MATLAB: Open loop stability: Bode – Pole zero plot mismatch

Question

I'm analyzing open loop stability of an amplifier. Plotting the bode diagram I can see a negative phase margin (PM) indicating the system is not stable. When I plot the pole/zero plot however all the poles still remain on the left half plane. See attached figure. Note that instability results due to the 3rd zero crossing where the PM is negative. I do not understand why the complex poles have not shifted to right half plane (RHP). Using SPICE however I can observe these poles locating to RHP. How come this cannot be observed in matlab? While this is very likely because the model in Matlab is just a simplification, I do not understand how the bode plot can show a negative PM while the poles reside within LHP. Any thoughts?

Answer 1

You did not post your system, so it is a bit hard to figure out what is going on, especially when you say that you see poles moving to RHP in Spice.

Going purely on the plots you provided (poe zero map primarily) I tried to construct a model that would create similar plots.

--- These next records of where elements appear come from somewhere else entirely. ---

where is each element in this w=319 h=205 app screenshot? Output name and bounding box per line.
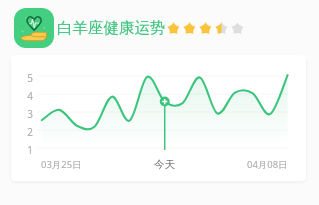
staticText: 2 xyxy=(24,125,36,181)
staticText: 1 xyxy=(24,143,36,181)
staticText: 03月25日 xyxy=(41,158,82,171)
staticText: 3 xyxy=(24,107,36,181)
button[interactable]: 1 xyxy=(11,55,306,181)
staticText: 白羊座健康运势 xyxy=(57,18,166,38)
staticText: 4 xyxy=(24,89,36,181)
staticText: 04月08日 xyxy=(247,158,288,171)
button[interactable]: 健康运势 xyxy=(14,8,54,48)
staticText: 今天 xyxy=(154,158,175,171)
staticText: 5 xyxy=(24,71,36,181)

sys=zpk([2.4*10^9*j -2.4*10^9*j], [-0.0000001 -11.5*10^7+1.2*10^9*j  -11.5*10^7-1.2*10^9*j],-100000000);
subplot(121);bode(sys);grid;
subplot(122);pzmap(sys);
xlim([-1.5e+8 2e+7]);

The first subplot shows full bode plot. If you focus on the region you are looking at, you will see similar plot to what you show:

subplot(121); bode(sys, {1e+9*0.1034 1e+9*2.8278}); grid;

Now if you zoom in bode plot magnitude that looks similar to your plot.

If you do

allmargin(sys)

you will see phase margins at first two crossovers are negative and phase margin at 3rd crossover is positive.

If you do

isstable(sys)

you will see the system is stable because all poles are in the left half plane, even though one of them is essentially at the origin.

Bottom line: even though you see negative phase margins, this system is stable, as all poles lie in the LHP. Hope this helps.